Coming up eventually...

Wasteland #1

This is a new b&w ongoing series from Oni. The first issue is a double-sized 48 pages, priced at $2.99, and will be out in July.

It's a minimal, action-heavy piece, filling in the barest outlines of a general concept while sketching in a few characters to presumably wander across the series' post-cataclysm world through an indeterminate number of future issues. It's always interesting for me to see a publisher like Oni leaping into pamphlet-format ongoing - their current identity seems dominated by original graphic novels like Scott Pilgrim or limited series like Local or My Inner Bimbo. It's enough that I sometimes forget that Oni is publishing Queen & Country in its various comics forms - one of those projects, Queen & Country: Declassified III, actually saw an earlier pairing of the creative team for this book, writer Antony Johnston and artist Christopher Mitten.

And what those two have created is a fair enough distraction of a book, not particularly excellent in any manner, but affirmatively clear of overt failing. Just straight-up middlebrow ruined civilization fighting, no more and no less. I've no idea what's planned for future issues; Oni's solicitation insists that the series "bends genres and conventions in a way that only comics can" though this initial outlay doesn't wander much farther from post-disaster adventure wildness than its townsfolk do from their dusty village.

Naturally, there's a dusty village. There's also a mystery man who wanders in, a trader/scavenger named Michael who's prone to getting into fights with the monstrous sand-eaters that wander the outskirts of civilized places. He's a seemingly amoral, self-centered fellow, but naturally he falls in with the local healer/sheriff, Abi, and winds up standing with the good citizens as they defend their lives from an encroaching danger. There's also a strange letter promising of mythic places to find in the future, some curious high technology that appears to stand in contrast to the otherwise unsophisticated ways of the current human world, and a taste of mystic powers running through some of the cast.

All of it goes about how you'd expect - Johnston makes sure to emphasize the spiritual connection between old west yarns and post-apocalypse fictions, strange dangers and shadowed strangers and lawlessness running through both. But these genres have been so close for so long that their unity seems to go without saying, not as much a bond as a self-evident whole.
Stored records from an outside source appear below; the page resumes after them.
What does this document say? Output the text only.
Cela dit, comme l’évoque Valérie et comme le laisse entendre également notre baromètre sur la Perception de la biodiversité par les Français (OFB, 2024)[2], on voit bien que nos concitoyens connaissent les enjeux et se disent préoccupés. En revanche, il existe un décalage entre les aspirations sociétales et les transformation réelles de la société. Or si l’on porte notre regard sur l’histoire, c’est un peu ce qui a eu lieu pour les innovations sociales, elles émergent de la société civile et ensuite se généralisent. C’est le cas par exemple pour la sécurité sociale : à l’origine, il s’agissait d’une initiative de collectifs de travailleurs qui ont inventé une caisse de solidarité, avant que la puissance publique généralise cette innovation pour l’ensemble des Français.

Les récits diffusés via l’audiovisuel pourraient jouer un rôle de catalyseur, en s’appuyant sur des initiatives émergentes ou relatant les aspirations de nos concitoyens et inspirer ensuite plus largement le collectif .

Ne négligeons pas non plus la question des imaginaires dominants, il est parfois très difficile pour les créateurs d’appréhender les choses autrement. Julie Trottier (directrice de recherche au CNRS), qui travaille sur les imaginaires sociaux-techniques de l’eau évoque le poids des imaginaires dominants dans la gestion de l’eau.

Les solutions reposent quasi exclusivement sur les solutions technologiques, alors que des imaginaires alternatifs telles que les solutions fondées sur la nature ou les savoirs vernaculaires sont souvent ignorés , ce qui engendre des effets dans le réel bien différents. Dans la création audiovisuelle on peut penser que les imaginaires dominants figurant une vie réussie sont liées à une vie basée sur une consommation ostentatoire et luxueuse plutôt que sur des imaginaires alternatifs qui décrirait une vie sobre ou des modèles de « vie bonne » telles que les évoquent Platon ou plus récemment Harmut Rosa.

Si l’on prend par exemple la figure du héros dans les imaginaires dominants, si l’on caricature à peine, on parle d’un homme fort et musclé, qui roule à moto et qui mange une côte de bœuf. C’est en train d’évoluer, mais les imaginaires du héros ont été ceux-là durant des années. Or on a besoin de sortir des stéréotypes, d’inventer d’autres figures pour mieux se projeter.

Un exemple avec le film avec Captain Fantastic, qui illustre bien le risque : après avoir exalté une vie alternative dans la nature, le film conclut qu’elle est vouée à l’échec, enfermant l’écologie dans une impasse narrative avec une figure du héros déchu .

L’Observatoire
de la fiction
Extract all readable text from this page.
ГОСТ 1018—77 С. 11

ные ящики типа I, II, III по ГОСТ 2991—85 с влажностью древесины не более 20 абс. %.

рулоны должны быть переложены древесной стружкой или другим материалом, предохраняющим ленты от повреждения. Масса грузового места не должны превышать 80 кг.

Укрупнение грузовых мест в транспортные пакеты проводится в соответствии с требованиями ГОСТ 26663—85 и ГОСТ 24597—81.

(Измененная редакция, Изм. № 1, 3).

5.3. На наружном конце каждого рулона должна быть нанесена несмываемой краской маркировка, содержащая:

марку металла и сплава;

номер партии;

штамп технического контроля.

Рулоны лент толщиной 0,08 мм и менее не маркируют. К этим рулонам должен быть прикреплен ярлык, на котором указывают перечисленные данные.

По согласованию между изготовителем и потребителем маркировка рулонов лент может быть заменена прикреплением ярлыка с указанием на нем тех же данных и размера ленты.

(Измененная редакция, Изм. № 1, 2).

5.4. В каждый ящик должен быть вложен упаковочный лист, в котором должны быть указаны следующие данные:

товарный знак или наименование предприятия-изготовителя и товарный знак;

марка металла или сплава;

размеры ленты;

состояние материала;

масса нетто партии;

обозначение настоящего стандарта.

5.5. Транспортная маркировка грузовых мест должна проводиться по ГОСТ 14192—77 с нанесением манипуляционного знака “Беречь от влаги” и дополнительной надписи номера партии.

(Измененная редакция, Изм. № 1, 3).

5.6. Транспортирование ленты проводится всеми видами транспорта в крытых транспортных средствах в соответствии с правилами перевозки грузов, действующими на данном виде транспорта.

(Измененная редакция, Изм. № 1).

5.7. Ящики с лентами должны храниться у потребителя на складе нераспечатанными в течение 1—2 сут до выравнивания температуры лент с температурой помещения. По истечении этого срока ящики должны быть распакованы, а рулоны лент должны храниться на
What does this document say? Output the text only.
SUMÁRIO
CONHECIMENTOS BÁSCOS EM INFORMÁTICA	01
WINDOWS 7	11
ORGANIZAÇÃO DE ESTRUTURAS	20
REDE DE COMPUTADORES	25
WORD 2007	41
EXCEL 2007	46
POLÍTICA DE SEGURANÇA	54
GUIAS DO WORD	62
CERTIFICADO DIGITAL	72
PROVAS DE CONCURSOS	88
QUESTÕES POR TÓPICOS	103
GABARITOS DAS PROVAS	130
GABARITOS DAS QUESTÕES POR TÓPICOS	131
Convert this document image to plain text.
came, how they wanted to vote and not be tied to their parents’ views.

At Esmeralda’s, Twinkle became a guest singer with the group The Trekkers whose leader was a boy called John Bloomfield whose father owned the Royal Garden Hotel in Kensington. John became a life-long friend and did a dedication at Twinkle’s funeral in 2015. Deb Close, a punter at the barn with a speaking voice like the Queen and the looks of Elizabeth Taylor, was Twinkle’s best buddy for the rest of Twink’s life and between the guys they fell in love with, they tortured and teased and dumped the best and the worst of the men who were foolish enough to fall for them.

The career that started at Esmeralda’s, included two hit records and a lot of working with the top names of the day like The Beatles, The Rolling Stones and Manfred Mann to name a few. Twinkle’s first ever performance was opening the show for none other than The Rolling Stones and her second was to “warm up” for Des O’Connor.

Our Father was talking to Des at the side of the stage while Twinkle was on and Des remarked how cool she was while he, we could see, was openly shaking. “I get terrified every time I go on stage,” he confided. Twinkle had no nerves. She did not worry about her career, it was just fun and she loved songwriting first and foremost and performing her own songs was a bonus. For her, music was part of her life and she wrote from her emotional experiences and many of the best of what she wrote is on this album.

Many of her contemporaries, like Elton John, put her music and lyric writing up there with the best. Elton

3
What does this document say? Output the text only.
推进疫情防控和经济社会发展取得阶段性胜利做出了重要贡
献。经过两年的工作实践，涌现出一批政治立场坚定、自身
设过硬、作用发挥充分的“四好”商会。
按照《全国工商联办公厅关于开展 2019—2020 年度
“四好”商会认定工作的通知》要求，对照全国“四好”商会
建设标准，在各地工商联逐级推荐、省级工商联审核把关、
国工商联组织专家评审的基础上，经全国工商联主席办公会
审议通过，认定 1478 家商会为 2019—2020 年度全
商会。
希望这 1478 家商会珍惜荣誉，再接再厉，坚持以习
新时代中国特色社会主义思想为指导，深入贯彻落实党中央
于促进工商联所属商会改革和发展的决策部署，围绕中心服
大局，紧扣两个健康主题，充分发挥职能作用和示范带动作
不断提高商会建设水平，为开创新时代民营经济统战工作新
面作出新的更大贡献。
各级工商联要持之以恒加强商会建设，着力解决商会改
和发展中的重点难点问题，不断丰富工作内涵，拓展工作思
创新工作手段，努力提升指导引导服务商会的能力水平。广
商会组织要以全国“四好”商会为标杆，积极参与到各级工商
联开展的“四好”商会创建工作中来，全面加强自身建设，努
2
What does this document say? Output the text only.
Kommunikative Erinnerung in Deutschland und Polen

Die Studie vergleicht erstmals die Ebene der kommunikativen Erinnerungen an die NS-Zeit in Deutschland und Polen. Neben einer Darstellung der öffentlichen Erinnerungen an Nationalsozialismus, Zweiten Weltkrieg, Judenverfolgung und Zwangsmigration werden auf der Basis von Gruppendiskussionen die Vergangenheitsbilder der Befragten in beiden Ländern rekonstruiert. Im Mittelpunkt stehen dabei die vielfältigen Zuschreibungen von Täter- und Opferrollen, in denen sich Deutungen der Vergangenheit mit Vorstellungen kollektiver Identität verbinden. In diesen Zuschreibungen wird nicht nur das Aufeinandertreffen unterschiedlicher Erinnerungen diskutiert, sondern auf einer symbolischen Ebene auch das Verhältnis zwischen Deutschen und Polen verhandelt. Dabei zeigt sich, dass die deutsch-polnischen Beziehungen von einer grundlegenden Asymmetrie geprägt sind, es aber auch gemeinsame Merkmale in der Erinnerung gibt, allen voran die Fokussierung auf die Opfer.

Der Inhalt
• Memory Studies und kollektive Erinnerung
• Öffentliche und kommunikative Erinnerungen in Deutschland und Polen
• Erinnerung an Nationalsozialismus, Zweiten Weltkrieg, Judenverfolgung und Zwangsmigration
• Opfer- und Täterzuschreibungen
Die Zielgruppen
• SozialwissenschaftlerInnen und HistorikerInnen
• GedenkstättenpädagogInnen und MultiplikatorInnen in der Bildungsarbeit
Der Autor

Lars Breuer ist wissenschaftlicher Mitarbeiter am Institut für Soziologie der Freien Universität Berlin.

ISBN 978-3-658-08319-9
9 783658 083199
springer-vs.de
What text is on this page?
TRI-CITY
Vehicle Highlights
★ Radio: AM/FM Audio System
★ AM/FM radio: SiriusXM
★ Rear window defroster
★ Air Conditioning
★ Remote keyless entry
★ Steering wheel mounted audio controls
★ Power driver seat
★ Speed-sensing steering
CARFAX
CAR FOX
Artist Mitten provides a scratchy touch, lots of white space employed to convey the the expansive nature of the environment, the action adequately handled. I enjoyed the stylized look given to Michael in full face protection gear (the same mug that Ben Templesmith plasters across the cover), a pair of yawning googly eyes floating against a black sea of hair and shade - not a bad choice of image to brand the series with, a taste of shorthand genre flavor.

I expect fans of the genre will enjoy said flavor the most, though. Wasteland is the type of comic that is sturdy enough to appeal to those who're predisposed to interest in such things, but probably won't muster enough individuality or excellence to firmly tip those on the fence over to the purchasing side. Future issues might have something else readied, but the extra space of this one only provides more room for the typical (if never impoverished) to rustle about in. Give it a look when it appears, if it sounds like your speed.